Single by Don Toliver featuring Travis Scott

from the album Life of a Don
- Released: October 11, 2021
- Recorded: 2020
- Genre: Trap
- Length: 3:03
- Label: We Run It; Cactus Jack; 300;
- Songwriters: Caleb Toliver; Jacques Webster; Ronald LaTour Jr.; Dylan Cleary-Krell; Ciaran Mullan;
- Producers: Cardo; Dez Wright; Mu Lean;

Don Toliver singles chronology
| "Way Bigger" (2021) | "Flocky Flocky" (2021) | "Honest" (2022) |

Travis Scott singles chronology
| "Durag Activity" (2021) | "Flocky Flocky" (2021) | "Bubbly" (2021) |

Music video
- "Flocky Flocky" on YouTube

= Flocky Flocky =

2021 song by Don Toliver featuring Travis Scott

"Flocky Flocky" is a song by American rapper Don Toliver, released on October 8, 2021 from his second studio album Life of a Don and released as a single with a music video on October 11, 2021. It features American rapper Travis Scott. The song was produced by Cardo, Dez Wright and Mu Lean.

==Background==
A snippet of the song surfaced online in October 2020.

Following the release of Life of a Don, Don Toliver told Ebro Darden on Apple Music 1:

"Flocky Flocky" was one regular studio recording day I had and [Travis Scott] randomly […] came to my session and just pulled up on me. I already had that record, I just did that record before he walked in. He pulled up and instantly laid his verse down. I was just happy man, I was just happy he pulled up to the session, period.
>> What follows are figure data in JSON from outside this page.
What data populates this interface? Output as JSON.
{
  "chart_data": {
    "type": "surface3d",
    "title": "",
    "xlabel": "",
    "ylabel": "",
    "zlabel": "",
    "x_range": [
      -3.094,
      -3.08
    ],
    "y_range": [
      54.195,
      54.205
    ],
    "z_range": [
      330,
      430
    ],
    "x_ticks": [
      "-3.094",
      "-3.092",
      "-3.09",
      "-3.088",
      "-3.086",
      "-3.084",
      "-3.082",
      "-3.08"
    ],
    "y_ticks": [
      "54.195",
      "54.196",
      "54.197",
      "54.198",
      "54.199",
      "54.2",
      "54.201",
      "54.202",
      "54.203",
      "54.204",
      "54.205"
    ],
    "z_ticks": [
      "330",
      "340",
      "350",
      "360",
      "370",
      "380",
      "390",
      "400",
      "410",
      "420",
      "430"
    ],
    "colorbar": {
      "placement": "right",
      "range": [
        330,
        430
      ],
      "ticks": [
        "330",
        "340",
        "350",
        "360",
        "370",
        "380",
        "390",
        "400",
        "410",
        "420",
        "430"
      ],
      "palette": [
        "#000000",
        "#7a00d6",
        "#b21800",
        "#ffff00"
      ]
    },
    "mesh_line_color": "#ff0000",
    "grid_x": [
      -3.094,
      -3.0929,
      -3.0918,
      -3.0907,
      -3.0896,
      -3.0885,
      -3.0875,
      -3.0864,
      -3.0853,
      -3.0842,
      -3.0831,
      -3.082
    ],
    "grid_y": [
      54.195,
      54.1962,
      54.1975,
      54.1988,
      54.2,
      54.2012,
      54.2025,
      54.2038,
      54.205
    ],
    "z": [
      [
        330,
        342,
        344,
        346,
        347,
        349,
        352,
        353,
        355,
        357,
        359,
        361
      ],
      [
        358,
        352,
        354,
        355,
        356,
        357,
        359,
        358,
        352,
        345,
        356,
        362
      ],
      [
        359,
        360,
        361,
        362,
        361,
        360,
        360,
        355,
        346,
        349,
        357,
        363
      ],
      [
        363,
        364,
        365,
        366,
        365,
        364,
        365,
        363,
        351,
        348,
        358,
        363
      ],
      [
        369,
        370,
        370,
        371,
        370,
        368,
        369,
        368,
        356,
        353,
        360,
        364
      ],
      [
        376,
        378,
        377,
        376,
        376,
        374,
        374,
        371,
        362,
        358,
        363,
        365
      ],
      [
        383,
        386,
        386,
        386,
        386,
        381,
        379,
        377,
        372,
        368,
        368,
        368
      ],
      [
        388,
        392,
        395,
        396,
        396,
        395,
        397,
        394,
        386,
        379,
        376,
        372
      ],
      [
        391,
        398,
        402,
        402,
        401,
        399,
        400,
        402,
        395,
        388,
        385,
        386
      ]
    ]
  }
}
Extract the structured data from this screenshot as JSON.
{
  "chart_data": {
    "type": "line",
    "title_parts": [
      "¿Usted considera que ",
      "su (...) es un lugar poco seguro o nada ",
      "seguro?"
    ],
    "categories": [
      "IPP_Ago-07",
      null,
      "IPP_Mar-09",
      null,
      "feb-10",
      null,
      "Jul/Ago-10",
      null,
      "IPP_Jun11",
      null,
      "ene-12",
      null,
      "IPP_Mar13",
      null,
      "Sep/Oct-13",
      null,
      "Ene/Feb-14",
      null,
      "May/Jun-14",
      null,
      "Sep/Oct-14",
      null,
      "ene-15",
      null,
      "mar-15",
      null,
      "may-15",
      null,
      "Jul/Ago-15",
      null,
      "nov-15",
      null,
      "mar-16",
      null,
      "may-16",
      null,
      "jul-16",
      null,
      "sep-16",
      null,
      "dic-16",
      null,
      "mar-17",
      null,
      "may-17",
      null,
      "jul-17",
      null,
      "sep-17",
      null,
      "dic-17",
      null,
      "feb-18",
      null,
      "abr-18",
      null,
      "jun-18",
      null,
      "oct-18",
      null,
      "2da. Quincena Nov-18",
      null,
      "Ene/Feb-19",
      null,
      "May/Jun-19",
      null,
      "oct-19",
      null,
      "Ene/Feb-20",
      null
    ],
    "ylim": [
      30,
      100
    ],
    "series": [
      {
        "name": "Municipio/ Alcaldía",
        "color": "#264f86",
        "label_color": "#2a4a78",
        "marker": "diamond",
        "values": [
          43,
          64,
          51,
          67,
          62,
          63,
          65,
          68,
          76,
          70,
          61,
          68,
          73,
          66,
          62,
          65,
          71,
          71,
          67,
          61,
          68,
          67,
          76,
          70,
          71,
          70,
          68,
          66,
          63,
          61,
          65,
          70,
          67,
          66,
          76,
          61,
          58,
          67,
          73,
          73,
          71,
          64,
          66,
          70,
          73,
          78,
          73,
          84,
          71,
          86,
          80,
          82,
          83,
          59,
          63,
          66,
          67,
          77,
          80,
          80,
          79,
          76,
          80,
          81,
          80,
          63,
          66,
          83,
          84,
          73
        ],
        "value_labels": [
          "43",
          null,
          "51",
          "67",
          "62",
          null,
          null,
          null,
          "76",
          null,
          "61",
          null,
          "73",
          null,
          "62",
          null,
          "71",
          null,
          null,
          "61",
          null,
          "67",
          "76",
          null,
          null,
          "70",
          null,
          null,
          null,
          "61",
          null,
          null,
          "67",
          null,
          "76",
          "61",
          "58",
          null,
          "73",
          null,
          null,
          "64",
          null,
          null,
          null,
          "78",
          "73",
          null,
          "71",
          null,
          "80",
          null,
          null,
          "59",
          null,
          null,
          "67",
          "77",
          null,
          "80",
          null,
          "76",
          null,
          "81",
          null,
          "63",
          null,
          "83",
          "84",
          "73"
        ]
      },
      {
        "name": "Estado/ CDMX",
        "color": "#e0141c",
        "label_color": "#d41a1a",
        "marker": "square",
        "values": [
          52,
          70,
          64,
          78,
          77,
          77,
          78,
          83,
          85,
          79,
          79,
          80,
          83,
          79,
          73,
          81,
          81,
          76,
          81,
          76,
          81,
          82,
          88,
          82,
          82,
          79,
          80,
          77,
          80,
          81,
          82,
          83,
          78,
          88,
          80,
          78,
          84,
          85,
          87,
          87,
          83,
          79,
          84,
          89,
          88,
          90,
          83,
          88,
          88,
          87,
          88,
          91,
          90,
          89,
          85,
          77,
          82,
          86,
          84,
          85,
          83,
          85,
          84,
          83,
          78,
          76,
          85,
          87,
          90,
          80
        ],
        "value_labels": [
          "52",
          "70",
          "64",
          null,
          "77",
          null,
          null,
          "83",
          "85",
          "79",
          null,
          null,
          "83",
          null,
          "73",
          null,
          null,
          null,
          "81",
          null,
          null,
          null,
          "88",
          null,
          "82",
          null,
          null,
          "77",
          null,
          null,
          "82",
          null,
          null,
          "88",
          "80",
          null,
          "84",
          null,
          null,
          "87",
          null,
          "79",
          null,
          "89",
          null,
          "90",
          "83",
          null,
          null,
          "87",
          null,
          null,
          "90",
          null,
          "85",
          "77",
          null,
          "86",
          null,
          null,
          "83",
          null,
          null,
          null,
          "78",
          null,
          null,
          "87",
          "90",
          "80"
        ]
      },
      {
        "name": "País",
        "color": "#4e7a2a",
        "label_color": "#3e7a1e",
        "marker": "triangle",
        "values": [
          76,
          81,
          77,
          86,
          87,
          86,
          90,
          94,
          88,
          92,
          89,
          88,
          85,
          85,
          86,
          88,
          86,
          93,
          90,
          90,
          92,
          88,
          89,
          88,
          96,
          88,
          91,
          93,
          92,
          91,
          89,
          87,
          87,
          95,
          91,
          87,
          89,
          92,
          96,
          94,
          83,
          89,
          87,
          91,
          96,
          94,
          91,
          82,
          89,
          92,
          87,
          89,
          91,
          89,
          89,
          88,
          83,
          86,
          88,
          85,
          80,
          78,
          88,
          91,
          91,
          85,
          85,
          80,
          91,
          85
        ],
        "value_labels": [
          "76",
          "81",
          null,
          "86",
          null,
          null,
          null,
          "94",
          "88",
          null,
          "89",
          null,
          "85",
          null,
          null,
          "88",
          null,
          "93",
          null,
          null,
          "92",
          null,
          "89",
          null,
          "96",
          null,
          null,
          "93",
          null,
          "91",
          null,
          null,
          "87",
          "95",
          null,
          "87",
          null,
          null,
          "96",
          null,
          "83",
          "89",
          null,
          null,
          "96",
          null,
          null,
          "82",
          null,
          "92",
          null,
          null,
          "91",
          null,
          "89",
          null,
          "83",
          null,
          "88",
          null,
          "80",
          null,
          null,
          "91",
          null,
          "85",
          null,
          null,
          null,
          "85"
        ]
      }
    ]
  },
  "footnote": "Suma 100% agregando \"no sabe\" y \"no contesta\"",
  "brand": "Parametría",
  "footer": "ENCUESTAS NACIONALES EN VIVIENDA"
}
Seeing him get on the mic and doing that verse was exciting.

In December 2021, Mu Lean released a video in which he walks through the production process of the song.

==Composition==
The song focuses on the rappers' "rockstar lifestyle" which includes drug usage, and is performed with vocals in Auto-Tune.

==Critical reception==
Aron A. of HotNewHipHop called the song a "trancey banger", while Robin Murray of Clash called it "an addictive Travis Scott burner". Kyann-Sian Williams of NME gave a negative review, commenting that "the duo court that moody sound but also add the tinny melodies popular in pop-rap nowadays. It feels chaotic and rushed, never mind Travis Scott's mostly nonsensical lines: 'I keep a place to bait, to tune your brain up / She stuffs her face in cake, no way it's safe'."

==Music video==
An official music video was released on October 11, 2021. Shot through fisheye lens with grainy, night vision-like footage, it starts with the rappers racing in their Lamborghinis on a highway at night, before fueling up and boarding a private jet to New Orleans. They hang out in the studio, dine on wings and throw money at a strip club, visit a mural of Lil Wayne in his neighborhood of Hollygrove and ride in a limousine.

==Charts==

Chart performance for "Flocky Flocky"
| Chart (2021) | Peak position |
|---|---|
| Canada Hot 100 (Billboard) | 44 |
| France (SNEP) | 174 |
| Global 200 (Billboard) | 46 |
| Ireland (IRMA) | 99 |
| New Zealand Hot Singles (RMNZ) | 5 |
| UK Singles (OCC) | 99 |
| US Billboard Hot 100 | 53 |
| US Hot R&B/Hip-Hop Songs (Billboard) | 15 |

==Certifications==

Certifications for "Flocky Flocky"
| Region | Certification | Certified units/sales |
| Canada (Music Canada) | Gold | 40,000^{‡} |
^{‡} Sales+streaming figures based on certification alone.